Free Commentary

By: Dan Hueber –

The extended holiday does not appear to have diminished the positive enthusiasm that grain/soy markets have been experiencing since the USDA released the final production and supply/demand estimates last week.  Granted, the buying interest has really been concentrated in beans but the rising tide appears to be lifting all the boats for now and corn and wheat have been tugged up against key overhead resistance levels.  It would appear that at least a portion of the strength in beans is being stimulated by increasing concerns about growing conditions in Argentina.

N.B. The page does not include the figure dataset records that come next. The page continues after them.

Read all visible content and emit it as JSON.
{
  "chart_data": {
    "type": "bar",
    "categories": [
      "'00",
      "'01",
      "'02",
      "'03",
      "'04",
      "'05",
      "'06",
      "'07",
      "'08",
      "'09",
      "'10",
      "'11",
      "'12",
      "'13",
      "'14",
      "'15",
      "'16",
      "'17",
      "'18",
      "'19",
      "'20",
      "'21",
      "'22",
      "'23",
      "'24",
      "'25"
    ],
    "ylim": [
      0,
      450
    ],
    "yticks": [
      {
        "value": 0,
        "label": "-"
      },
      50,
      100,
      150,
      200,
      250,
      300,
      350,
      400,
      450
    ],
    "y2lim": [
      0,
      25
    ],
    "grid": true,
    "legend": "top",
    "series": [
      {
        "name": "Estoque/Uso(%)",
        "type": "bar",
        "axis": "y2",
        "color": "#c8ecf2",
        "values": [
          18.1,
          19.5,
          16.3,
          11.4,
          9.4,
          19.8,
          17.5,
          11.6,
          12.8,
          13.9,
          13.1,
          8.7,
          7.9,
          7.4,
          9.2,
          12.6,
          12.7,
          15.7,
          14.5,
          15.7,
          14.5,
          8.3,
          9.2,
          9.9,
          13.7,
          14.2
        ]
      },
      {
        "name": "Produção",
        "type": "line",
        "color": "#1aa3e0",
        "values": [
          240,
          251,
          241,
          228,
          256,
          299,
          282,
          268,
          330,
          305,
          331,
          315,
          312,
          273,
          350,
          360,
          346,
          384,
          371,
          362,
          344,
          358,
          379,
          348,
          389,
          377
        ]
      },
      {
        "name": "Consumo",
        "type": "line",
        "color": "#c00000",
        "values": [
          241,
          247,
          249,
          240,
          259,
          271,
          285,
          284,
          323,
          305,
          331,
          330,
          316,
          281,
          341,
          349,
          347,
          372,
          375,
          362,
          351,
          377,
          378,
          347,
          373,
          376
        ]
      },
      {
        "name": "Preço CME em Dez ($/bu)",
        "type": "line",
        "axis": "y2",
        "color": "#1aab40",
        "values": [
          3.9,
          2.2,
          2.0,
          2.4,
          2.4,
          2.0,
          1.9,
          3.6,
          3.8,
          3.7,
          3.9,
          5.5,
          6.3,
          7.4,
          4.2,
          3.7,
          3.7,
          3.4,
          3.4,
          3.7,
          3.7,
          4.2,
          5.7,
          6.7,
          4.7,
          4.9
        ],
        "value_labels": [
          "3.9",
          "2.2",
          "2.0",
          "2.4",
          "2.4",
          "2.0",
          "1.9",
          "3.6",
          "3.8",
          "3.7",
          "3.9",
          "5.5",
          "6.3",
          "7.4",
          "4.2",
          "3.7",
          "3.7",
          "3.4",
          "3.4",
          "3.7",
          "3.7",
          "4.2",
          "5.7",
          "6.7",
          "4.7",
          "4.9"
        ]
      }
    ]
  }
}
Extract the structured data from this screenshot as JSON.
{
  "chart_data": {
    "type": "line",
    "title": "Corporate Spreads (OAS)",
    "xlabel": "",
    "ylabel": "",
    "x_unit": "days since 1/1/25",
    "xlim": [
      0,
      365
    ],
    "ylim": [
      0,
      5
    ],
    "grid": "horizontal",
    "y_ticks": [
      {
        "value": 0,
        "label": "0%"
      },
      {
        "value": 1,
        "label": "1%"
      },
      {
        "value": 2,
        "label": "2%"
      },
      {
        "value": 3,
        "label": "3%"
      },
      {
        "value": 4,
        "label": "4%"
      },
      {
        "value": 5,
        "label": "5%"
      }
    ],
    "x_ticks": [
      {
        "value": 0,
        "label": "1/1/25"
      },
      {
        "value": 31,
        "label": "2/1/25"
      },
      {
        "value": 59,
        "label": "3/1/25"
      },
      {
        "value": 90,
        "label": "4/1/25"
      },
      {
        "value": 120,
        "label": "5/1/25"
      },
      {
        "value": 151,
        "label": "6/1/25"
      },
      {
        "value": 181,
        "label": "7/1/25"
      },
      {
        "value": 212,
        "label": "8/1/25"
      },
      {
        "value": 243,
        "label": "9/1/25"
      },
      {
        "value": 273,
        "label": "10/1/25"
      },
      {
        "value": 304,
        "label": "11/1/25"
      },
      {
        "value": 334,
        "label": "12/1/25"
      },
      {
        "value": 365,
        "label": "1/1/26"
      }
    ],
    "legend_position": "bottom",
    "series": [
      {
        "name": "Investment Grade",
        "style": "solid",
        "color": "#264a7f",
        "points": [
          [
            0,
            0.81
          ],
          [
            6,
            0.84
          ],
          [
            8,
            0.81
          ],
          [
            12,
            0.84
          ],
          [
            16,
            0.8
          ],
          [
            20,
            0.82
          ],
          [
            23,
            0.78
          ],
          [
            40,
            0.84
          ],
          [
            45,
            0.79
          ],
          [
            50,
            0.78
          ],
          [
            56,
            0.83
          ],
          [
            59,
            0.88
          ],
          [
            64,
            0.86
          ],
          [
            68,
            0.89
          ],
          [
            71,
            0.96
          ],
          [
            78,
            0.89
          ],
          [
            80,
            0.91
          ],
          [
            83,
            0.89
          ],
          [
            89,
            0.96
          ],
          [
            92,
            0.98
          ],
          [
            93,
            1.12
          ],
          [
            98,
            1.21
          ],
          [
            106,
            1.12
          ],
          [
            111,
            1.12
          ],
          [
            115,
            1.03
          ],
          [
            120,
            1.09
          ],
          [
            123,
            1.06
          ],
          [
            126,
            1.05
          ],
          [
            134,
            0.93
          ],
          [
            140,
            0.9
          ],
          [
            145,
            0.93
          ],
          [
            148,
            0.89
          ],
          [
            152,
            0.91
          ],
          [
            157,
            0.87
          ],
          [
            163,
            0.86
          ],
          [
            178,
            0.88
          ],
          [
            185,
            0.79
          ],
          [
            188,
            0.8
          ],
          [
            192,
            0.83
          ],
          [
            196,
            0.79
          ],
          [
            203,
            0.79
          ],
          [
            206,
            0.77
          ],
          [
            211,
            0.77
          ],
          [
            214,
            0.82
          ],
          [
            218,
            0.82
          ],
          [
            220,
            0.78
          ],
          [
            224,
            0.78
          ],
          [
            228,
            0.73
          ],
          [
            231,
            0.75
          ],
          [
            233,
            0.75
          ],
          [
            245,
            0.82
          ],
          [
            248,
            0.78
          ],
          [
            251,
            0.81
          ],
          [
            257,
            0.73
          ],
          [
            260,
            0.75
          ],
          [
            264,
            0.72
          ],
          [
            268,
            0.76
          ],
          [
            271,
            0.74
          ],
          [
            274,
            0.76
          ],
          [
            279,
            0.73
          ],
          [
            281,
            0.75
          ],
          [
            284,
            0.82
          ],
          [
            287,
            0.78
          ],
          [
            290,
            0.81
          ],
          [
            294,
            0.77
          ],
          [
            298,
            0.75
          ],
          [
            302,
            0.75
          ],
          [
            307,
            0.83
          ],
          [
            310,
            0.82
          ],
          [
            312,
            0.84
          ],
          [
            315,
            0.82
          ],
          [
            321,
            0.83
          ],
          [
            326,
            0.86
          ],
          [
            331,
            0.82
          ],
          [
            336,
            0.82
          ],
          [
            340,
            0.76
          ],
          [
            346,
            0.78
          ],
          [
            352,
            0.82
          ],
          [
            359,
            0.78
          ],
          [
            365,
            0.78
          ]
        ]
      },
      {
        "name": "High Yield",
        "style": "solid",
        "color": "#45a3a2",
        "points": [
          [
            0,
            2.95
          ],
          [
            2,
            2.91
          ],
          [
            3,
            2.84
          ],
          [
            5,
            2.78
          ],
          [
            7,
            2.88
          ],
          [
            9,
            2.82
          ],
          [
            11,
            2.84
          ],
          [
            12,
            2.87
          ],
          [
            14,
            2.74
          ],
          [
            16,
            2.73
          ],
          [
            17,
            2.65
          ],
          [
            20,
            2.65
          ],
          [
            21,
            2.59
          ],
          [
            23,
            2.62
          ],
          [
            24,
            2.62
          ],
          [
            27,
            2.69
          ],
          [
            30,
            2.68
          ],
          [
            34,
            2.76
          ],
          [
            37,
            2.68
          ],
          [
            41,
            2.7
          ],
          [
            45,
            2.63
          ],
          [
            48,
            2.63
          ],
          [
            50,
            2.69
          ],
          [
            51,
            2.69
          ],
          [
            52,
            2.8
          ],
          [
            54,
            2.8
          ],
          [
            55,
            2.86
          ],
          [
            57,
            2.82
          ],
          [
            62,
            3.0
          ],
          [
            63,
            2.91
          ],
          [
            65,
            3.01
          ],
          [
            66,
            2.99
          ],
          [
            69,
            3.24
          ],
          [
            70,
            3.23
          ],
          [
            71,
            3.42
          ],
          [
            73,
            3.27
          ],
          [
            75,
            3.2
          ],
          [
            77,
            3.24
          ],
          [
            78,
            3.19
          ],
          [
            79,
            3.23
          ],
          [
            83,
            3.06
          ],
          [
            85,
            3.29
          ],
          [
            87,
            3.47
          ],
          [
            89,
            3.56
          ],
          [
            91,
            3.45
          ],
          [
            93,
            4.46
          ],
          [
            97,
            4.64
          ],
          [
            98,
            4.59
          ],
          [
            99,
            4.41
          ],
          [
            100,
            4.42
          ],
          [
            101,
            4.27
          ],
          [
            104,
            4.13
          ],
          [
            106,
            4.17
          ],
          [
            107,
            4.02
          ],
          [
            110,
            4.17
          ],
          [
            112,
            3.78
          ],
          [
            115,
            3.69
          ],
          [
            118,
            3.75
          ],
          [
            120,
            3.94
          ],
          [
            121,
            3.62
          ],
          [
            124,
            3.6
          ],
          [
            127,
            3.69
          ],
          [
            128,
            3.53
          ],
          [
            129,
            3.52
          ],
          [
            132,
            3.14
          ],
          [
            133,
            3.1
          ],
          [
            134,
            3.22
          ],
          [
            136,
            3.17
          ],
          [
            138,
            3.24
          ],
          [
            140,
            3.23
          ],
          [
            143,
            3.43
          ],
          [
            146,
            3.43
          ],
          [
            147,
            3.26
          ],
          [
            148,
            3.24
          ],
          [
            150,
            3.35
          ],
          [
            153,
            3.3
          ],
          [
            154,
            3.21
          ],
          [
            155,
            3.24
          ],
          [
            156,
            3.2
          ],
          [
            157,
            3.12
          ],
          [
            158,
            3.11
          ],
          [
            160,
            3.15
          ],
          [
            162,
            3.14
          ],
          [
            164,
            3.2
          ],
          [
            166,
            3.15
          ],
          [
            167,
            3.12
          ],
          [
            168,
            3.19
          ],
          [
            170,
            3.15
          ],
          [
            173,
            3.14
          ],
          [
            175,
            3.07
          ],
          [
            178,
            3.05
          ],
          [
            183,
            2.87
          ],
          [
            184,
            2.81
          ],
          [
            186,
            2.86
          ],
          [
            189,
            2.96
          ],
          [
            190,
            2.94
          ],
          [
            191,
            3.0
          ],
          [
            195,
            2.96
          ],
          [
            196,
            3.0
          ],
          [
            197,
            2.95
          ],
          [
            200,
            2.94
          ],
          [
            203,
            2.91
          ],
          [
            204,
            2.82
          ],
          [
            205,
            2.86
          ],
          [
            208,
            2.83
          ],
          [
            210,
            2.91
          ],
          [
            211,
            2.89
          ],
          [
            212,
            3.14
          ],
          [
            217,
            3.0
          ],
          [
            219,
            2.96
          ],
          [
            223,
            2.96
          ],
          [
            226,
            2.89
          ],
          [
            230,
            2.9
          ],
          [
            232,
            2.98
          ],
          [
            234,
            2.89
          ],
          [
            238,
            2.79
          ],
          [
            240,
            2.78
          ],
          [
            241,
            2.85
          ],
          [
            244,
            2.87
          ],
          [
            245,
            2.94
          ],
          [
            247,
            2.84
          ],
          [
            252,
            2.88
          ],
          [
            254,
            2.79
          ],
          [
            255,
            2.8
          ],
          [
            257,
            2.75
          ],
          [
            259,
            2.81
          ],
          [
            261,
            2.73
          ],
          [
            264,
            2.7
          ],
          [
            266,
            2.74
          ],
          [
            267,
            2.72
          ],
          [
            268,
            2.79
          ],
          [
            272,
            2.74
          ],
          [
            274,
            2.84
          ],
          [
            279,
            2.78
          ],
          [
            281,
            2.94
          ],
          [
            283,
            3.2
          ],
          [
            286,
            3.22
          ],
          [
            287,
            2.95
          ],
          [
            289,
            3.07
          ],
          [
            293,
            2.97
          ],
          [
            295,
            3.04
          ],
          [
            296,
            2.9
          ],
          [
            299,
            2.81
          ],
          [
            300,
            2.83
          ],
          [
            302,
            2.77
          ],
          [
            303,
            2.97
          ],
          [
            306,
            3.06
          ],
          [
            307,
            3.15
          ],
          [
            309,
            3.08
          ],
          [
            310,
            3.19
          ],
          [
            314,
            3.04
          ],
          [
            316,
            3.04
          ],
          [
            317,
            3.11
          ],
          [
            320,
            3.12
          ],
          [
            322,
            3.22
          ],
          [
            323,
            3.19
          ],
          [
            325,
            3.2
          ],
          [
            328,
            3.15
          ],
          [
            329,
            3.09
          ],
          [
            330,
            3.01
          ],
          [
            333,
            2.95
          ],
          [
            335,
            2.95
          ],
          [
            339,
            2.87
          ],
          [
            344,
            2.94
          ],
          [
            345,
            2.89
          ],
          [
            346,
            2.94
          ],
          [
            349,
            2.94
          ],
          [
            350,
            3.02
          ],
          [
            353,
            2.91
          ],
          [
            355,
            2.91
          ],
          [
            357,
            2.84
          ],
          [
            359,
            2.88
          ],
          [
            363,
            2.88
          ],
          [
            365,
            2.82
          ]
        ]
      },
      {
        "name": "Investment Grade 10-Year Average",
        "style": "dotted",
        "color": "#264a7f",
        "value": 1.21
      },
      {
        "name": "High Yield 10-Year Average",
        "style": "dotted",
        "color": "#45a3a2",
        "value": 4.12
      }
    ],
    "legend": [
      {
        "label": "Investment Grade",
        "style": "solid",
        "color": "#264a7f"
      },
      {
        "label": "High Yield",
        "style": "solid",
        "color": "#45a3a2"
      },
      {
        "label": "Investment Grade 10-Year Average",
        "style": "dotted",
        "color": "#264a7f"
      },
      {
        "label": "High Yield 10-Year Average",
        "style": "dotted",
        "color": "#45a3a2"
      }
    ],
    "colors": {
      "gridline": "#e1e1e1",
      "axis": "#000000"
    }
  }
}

Recognize that in South American this year, we seem to have a “A tale of two cities” when you compare the conditions between Brazil and Argentina.  According to Dr. Cordonnier, while both nations have been wet, Brazilian crops are far enough along and remain in solid shape that it has not created any issues and in fact he is considering raising the estimate for that nation.  Argentina is another story though.  Ongoing excessive rains have created additional flooding, which he estimates may have now wiped out upwards of 2 million hectares or around 10% of the soybean production.   He has lowered his bean production estimate by 4 MMT to 51 MMT and his corn production estimate .5 MMT to 34 MMT.

There is another commodity that appears to be suffering a short fall in production and this could be one that will impact many of our pocketbooks. For the third year in a row, production of Robusta coffee has declined and has fallen to the lowest output since 2012.  Recognize that Robusta is considered a lower grade coffee and is used to make instant coffee or is blended with the higher quality Arabica coffees, which ironically have witnessed record production this past year.  Regardless, the International Coffee Organization is predicting a supply shortfall of 3.5 million bags for the marketing year that began in October.   Prices for Robusta coffee currently stand around 43% higher than a year ago but the large Arabica production has tempered the overall advance in wholesale prices.  Regardless, JM Smuckers who manufactures such brands as Folgers and Dunkin Donuts have announced they will raise prices by an average of 6%.


Macros lean positive as we begin this new week with energies and gold higher, and equities and the U.S. Dollar lower.  As I commented initially, corn and wheat are higher but are looking just a bit top heavy as well as pressing against key resistance but soybeans, even though they are quickly approaching the Nov/Dec reaction highs, appear to show no sign of exhausting just yet.